FA: R. Halsey & M. Griffiths, 2011
Start to the right of Juggernaut up a crack system that moves up and slightly right across the steep face to join the Y-shaped recess on Cat’s Pyjamas. Head straight up the face above, then a short arête and then a final bungle with an intermittent crack on the right hand side. Scramble up to the big ledge. Abseil point to the left.
FA: R. Halsey, Jan 2018
Start up the break left of Mane Course and pull right onto the shelf. Climb the open book to the roof. Continue up the steep, flaring crack above to the next roof. Reach straight over the roof to find good holds (and small cams for gear). From here, a funky but difficult crux sequence leads right and then up onto the face above. [There is a key, large flake under the roof, which seems solid, but treat it with respect]. Continue straight up to the ledge with a small tree. On the left side of the ledge climb straight up the right hand side of two short faces to the big ledge. Abseil point to the left. Consensus grading needed.

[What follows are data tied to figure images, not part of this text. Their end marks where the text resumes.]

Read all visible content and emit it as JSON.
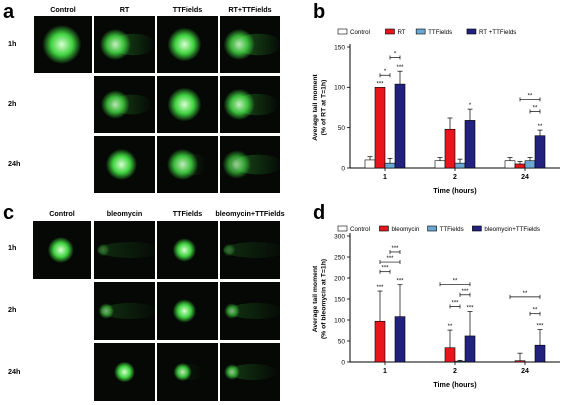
{
  "panels": {
    "a": {
      "letter": "a",
      "columns": [
        "Control",
        "RT",
        "TTFields",
        "RT+TTFields"
      ],
      "rows": [
        "1h",
        "2h",
        "24h"
      ]
    },
    "b": {
      "letter": "b"
    },
    "c": {
      "letter": "c",
      "columns": [
        "Control",
        "bleomycin",
        "TTFields",
        "bleomycin+TTFields"
      ],
      "rows": [
        "1h",
        "2h",
        "24h"
      ]
    },
    "d": {
      "letter": "d"
    }
  },
  "colors": {
    "control": "#ffffff",
    "treatment": "#e8161c",
    "ttfields": "#6aa8d3",
    "combo": "#22227e",
    "comet": "#3fd23f",
    "cell_bg": "#050805"
  },
  "chart_data": [
    {
      "type": "bar",
      "panel": "b",
      "categories": [
        "1",
        "2",
        "24"
      ],
      "series": [
        {
          "name": "Control",
          "values": [
            10,
            9,
            9
          ],
          "errors": [
            4,
            4,
            4
          ]
        },
        {
          "name": "RT",
          "values": [
            100,
            48,
            5
          ],
          "errors": [
            0,
            14,
            3
          ]
        },
        {
          "name": "TTFields",
          "values": [
            6,
            6,
            9
          ],
          "errors": [
            6,
            5,
            4
          ]
        },
        {
          "name": "RT +TTFields",
          "values": [
            104,
            59,
            40
          ],
          "errors": [
            16,
            14,
            7
          ]
        }
      ],
      "xlabel": "Time (hours)",
      "ylabel_lines": [
        "Average tail moment",
        "(% of RT at T=1h)"
      ],
      "ylim": [
        0,
        150
      ],
      "yticks": [
        "0",
        "50",
        "100",
        "150"
      ],
      "legend_position": "top",
      "annotations": [
        {
          "cat": 0,
          "series": 1,
          "text": "***"
        },
        {
          "cat": 0,
          "series": 3,
          "text": "***"
        },
        {
          "cat": 1,
          "series": 3,
          "text": "*"
        },
        {
          "cat": 2,
          "series": 3,
          "text": "**"
        }
      ],
      "brackets": [
        {
          "cat": 0,
          "from": 1,
          "to": 2,
          "value": 115,
          "text": "*"
        },
        {
          "cat": 0,
          "from": 2,
          "to": 3,
          "value": 137,
          "text": "*"
        },
        {
          "cat": 2,
          "from": 2,
          "to": 3,
          "value": 70,
          "text": "**"
        },
        {
          "cat": 2,
          "from": 1,
          "to": 3,
          "value": 85,
          "text": "**"
        }
      ]
    },
    {
      "type": "bar",
      "panel": "d",
      "categories": [
        "1",
        "2",
        "24"
      ],
      "series": [
        {
          "name": "Control",
          "values": [
            0,
            0,
            0
          ],
          "errors": [
            0,
            0,
            0
          ]
        },
        {
          "name": "bleomycin",
          "values": [
            97,
            34,
            3
          ],
          "errors": [
            72,
            42,
            18
          ]
        },
        {
          "name": "TTFields",
          "values": [
            0,
            2,
            0
          ],
          "errors": [
            0,
            2,
            0
          ]
        },
        {
          "name": "bleomycin+TTFields",
          "values": [
            108,
            62,
            40
          ],
          "errors": [
            76,
            58,
            37
          ]
        }
      ],
      "xlabel": "Time (hours)",
      "ylabel_lines": [
        "Average tail moment",
        "(% of bleomycin at T=1h)"
      ],
      "ylim": [
        0,
        300
      ],
      "yticks": [
        "0",
        "50",
        "100",
        "150",
        "200",
        "250",
        "300"
      ],
      "legend_position": "top",
      "annotations": [
        {
          "cat": 0,
          "series": 1,
          "text": "***"
        },
        {
          "cat": 0,
          "series": 3,
          "text": "***"
        },
        {
          "cat": 1,
          "series": 1,
          "text": "**"
        },
        {
          "cat": 1,
          "series": 3,
          "text": "***"
        },
        {
          "cat": 2,
          "series": 3,
          "text": "***"
        }
      ],
      "brackets": [
        {
          "cat": 0,
          "from": 1,
          "to": 2,
          "value": 215,
          "text": "***"
        },
        {
          "cat": 0,
          "from": 1,
          "to": 3,
          "value": 238,
          "text": "***"
        },
        {
          "cat": 0,
          "from": 2,
          "to": 3,
          "value": 262,
          "text": "***"
        },
        {
          "cat": 1,
          "from": 1,
          "to": 2,
          "value": 132,
          "text": "***"
        },
        {
          "cat": 1,
          "from": 2,
          "to": 3,
          "value": 160,
          "text": "***"
        },
        {
          "cat": 1,
          "from": 0,
          "to": 3,
          "value": 185,
          "text": "**"
        },
        {
          "cat": 2,
          "from": 2,
          "to": 3,
          "value": 115,
          "text": "**"
        },
        {
          "cat": 2,
          "from": 0,
          "to": 3,
          "value": 155,
          "text": "**"
        }
      ]
    }
  ]
}
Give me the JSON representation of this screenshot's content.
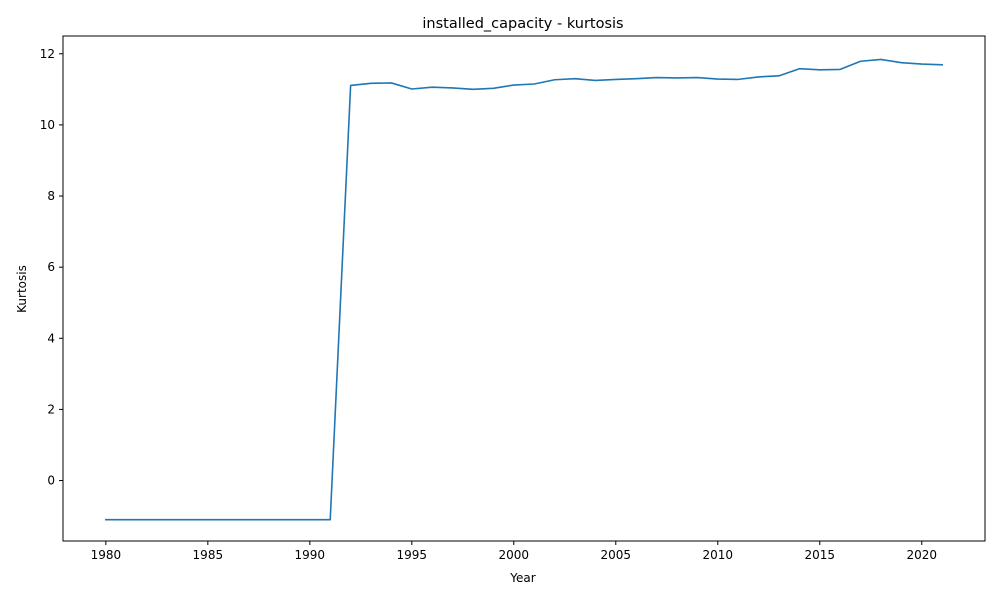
{
  "chart_data": {
    "type": "line",
    "title": "installed_capacity - kurtosis",
    "xlabel": "Year",
    "ylabel": "Kurtosis",
    "xlim": [
      1977.9,
      2023.1
    ],
    "ylim": [
      -1.7,
      12.5
    ],
    "xticks": [
      1980,
      1985,
      1990,
      1995,
      2000,
      2005,
      2010,
      2015,
      2020
    ],
    "yticks": [
      0,
      2,
      4,
      6,
      8,
      10,
      12
    ],
    "grid": false,
    "legend": "none",
    "colors": {
      "line": "#1f77b4",
      "axis": "#000000",
      "background": "#ffffff"
    },
    "series": [
      {
        "x": [
          1980,
          1981,
          1982,
          1983,
          1984,
          1985,
          1986,
          1987,
          1988,
          1989,
          1990,
          1991,
          1992,
          1993,
          1994,
          1995,
          1996,
          1997,
          1998,
          1999,
          2000,
          2001,
          2002,
          2003,
          2004,
          2005,
          2006,
          2007,
          2008,
          2009,
          2010,
          2011,
          2012,
          2013,
          2014,
          2015,
          2016,
          2017,
          2018,
          2019,
          2020,
          2021
        ],
        "values": [
          -1.1,
          -1.1,
          -1.1,
          -1.1,
          -1.1,
          -1.1,
          -1.1,
          -1.1,
          -1.1,
          -1.1,
          -1.1,
          -1.1,
          11.11,
          11.17,
          11.18,
          11.01,
          11.06,
          11.04,
          11.0,
          11.03,
          11.12,
          11.15,
          11.27,
          11.3,
          11.25,
          11.28,
          11.3,
          11.33,
          11.32,
          11.33,
          11.29,
          11.28,
          11.35,
          11.38,
          11.58,
          11.55,
          11.56,
          11.79,
          11.84,
          11.75,
          11.71,
          11.69
        ]
      }
    ]
  }
}
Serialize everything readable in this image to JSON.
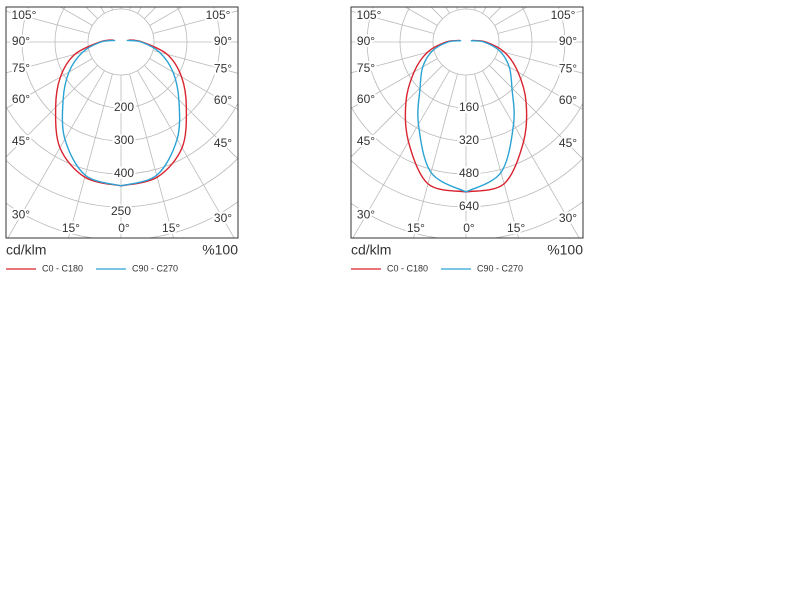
{
  "chart_data": [
    {
      "type": "polar",
      "angles": [
        0,
        15,
        30,
        45,
        60,
        75,
        90,
        105
      ],
      "angle_ticks": [
        {
          "value": 0,
          "label": "0°"
        },
        {
          "value": 15,
          "label": "15°"
        },
        {
          "value": 30,
          "label": "30°"
        },
        {
          "value": 45,
          "label": "45°"
        },
        {
          "value": 60,
          "label": "60°"
        },
        {
          "value": 75,
          "label": "75°"
        },
        {
          "value": 90,
          "label": "90°"
        },
        {
          "value": 105,
          "label": "105°"
        }
      ],
      "rlim": [
        0,
        500
      ],
      "rticks": [
        200,
        300,
        400
      ],
      "annotation": "250",
      "unit_label": "cd/klm",
      "percent_label": "%100",
      "series": [
        {
          "name": "C0 - C180",
          "color": "#d9232e",
          "values": [
            436,
            424,
            370,
            280,
            212,
            145,
            64,
            24
          ]
        },
        {
          "name": "C90 - C270",
          "color": "#2aa3d4",
          "values": [
            436,
            418,
            340,
            248,
            182,
            121,
            61,
            18
          ]
        }
      ]
    },
    {
      "type": "polar",
      "angles": [
        0,
        15,
        30,
        45,
        60,
        75,
        90,
        105
      ],
      "angle_ticks": [
        {
          "value": 0,
          "label": "0°"
        },
        {
          "value": 15,
          "label": "15°"
        },
        {
          "value": 30,
          "label": "30°"
        },
        {
          "value": 45,
          "label": "45°"
        },
        {
          "value": 60,
          "label": "60°"
        },
        {
          "value": 75,
          "label": "75°"
        },
        {
          "value": 90,
          "label": "90°"
        },
        {
          "value": 105,
          "label": "105°"
        }
      ],
      "rlim": [
        -160,
        640
      ],
      "rticks": [
        160,
        320,
        480,
        640
      ],
      "unit_label": "cd/klm",
      "percent_label": "%100",
      "series": [
        {
          "name": "C0 - C180",
          "color": "#d9232e",
          "values": [
            567,
            552,
            398,
            252,
            131,
            34,
            -63,
            -131
          ]
        },
        {
          "name": "C90 - C270",
          "color": "#2aa3d4",
          "values": [
            567,
            495,
            301,
            155,
            82,
            10,
            -73,
            -136
          ]
        }
      ]
    }
  ]
}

Excellent single pitch located on the Gendarme level vegetated band, near the start of Cat's Pyjamas. Almost 5 star.
Start up a short crack and then a short face to first roof - pull through (tricky) to a rest below the second roof. Hard moves at the lip lead leftward to a rail and then up to a small ledge with a bush. Up easily to big ledge.
Takes the steep crack to the right of Mane Course.
Starting on some large boulders, follow the crack through a tricky, thin corner to the roof. Gain the next good hand rail and tackle the humbling crack to the big roof. Traverse a metre right and up into a recess. Step back left and follow a vague arete easily to the big ledge.
FA: R. Halsey, 21 Nov 2011
The project listed in the guide book on pg 51.
Start about 3m right of Pride Breaker and climb straight up to a good break in the slanted roof. Stretch or dyno to a flake (which flexes but seems solid enough) on the lip, tend slightly right then straight up easily to big ledge.
Concensus grading needed - probably easier if you are tall.